Wednesday, January 5, 2011

Blog when you can

I have finally got around to starting this blog. It was beginning to be more work not to start a blog; typing out the the same information four times explaining where I am and what I've been doing to family and friends was not a very productive way to spend my time in internet cafes, as the Rupees clock up and the time creeps on.

Kavi digs into an excellent thali
Kavitah must take full credit for the blog title (and I can't wait to read her 'come look my blog!'). 'Eat when you can' (/drink/sleep/insert indulgence here when you can) has been our mantra over the past few weeks, and I have been taking the 'eat' part of it very seriously indeed. The food has been incredible throughout my time in India, but whilst I've been travelling over the past 3 weeks I've shunned curry a little in favour of more Western comfort food, particularly whilst I've been ill this week. Whilst on Raleigh we got the best of authentic, rural, South Indian food: the mighty thali, the delicious dhosa, and the brilliant parotha, amongst others. My taste buds have manned up to the spice and I've forgotten what meat tastes like (and don't really miss it).

Retrospectively, not wearing a helmet was a bad choice
Now I'm well and truly on the tourist trail these kind of foods are more difficult to find and far less genuine, and by that I mean what Indians actually eat away from the tourist centres. Some of the best curries I've had have been in tiny dhabas in the middle of nowhere whilst trekking in Kerala, which look about as clean as the streets they sit on (i.e, rank) but they serve up a fantastic egg curry for a little over 40p a go.

Sadly I've had an extremely dodgy stomach over the past few days and my calorie intake has mostly come from rather dry toast and bananas. I've managed a pancake today which is a huge achievement!
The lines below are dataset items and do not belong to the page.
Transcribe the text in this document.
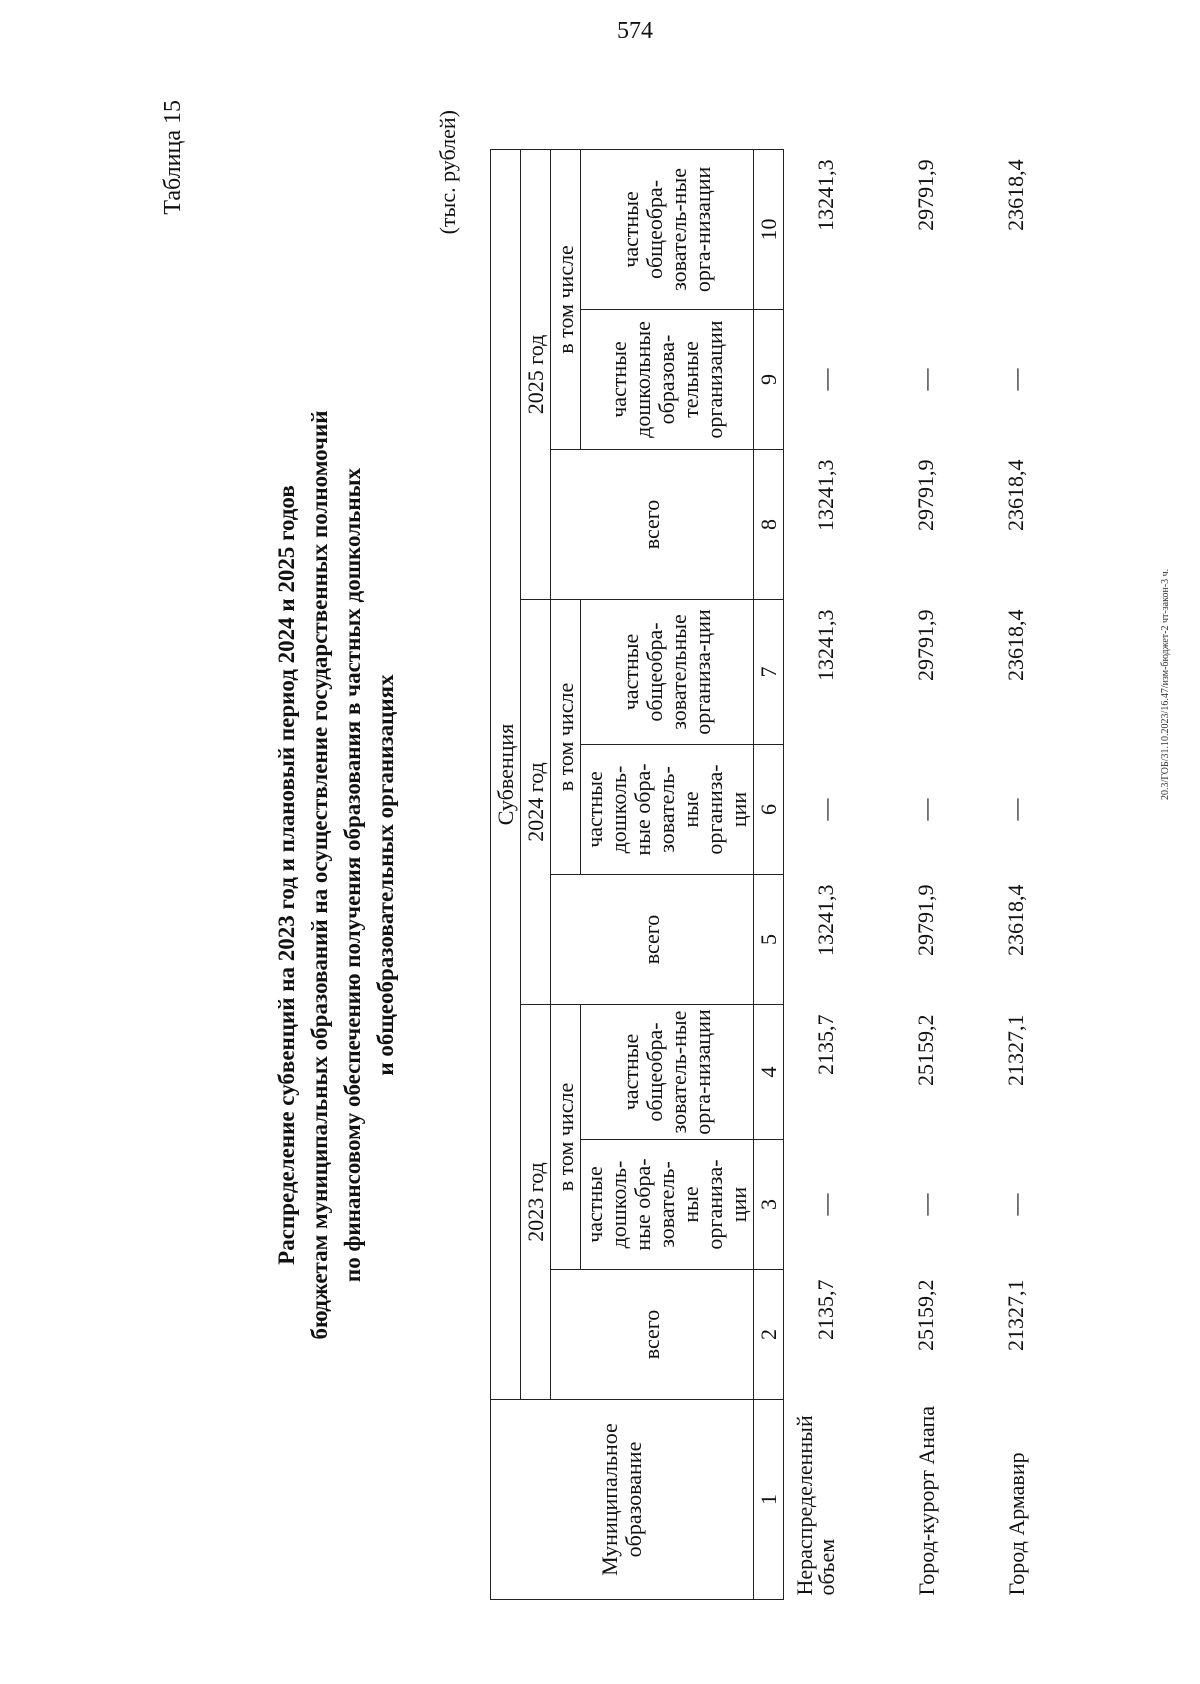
574
Таблица 15
Распределение субвенций на 2023 год и плановый период 2024 и 2025 годов бюджетам муниципальных образований на осуществление государственных полномочий по финансовому обеспечению получения образования в частных дошкольных и общеобразовательных организациях
(тыс. рублей)
Муниципальное образование	Субвенция								
	2023 год			2024 год			2025 год		
	всего	в том числе		всего	в том числе		всего	в том числе	
		частные дошколь-ные обра-зователь-ные организа-ции	частные общеобра-зователь-ные орга-низации		частные дошколь-ные обра-зователь-ные организа-ции	частные общеобра-зовательные организа-ции		частные дошкольные образова-тельные организации	частные общеобра-зователь-ные орга-низации
1	2	3	4	5	6	7	8	9	10
Нераспределенный объем	2135,7	—	2135,7	13241,3	—	13241,3	13241,3	—	13241,3
Город-курорт Анапа	25159,2	—	25159,2	29791,9	—	29791,9	29791,9	—	29791,9
Город Армавир	21327,1	—	21327,1	23618,4	—	23618,4	23618,4	—	23618,4
20.3/ГОБ/31.10.2023/16.47/изм-бюджет-2 чт-закон-3 ч.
I write this from Hampi, or Vijayanagar, the ruined 'City of Victory', a once great Empire which has been left to fall into an awful state of repair, leaving the ruins looking far older than their 500 years. For me, the prime attraction in Hampi has been the landscape the ruins sit amongst. The whole site is a surreal moonscape of giant boulders, hills made from these boulders and strange rocks precariously balanced upon each other. I spent the first 3 days looking at the inside of my wooden hut,  due to the combination of a hideous cold and the unsettled stomach. Finally I made it out on Monday, and we had a great day, hiring mopeds and whizzing around the backroads, soaking up the atmosphere, and climbing up what seemed like hundred of steps to the Hanuman temple (monkey god) from where there was a spectacular panorama of the whole of Hampi.

My rubbish camera doesn't do it justice at all.
We went inside, got a blessing (the ubiquitous red dot - or in this case a huge stripe - on the forehead) ate some sugar, sniffed and wafted some incense and listened to a woman in a very bright saree sing/wail what must be some sort of holy chant or song. I think Hinduism is even more confusing than Buddhism and most of the time I have literally no idea what is going on in any of these ceremonies.

On the way down (and up) we were followed and hassled for pens and water by a huge gaggle of school children who had quite literally arrived by the truckload. As in, an open back truck, crammed with kids, all stood up. Oh India. And this very cheeky monkey.



That day we waved goodbye to Amy, who was heading off to Mumbai, and the next day Kavitah also left us to return to Bangalore to meet her friend. Yesterday morning we got up early to see Lakshmi, the temple elephant, being washed in the river which separates Viru (where I'm staying) and Hampi Bazaar, and then had a wander amongst the weird landscape to the Vitthala temple and had much fun taking photos. Sadly there's not much in the way of information provided by any kind of signage, and so it's up to you to imagine why the ruins are there. Or you could fork out for a guide, or, as I hope to do tomorrow, hire a moped and dirve the the archeological museum. then it's time to move on, on again to Mumbai, which I'm sure will be in every way the absolute antithesis of Hampi. Exciting, nerve-wracking, bizarre, frustrating and brilliant - as India always is.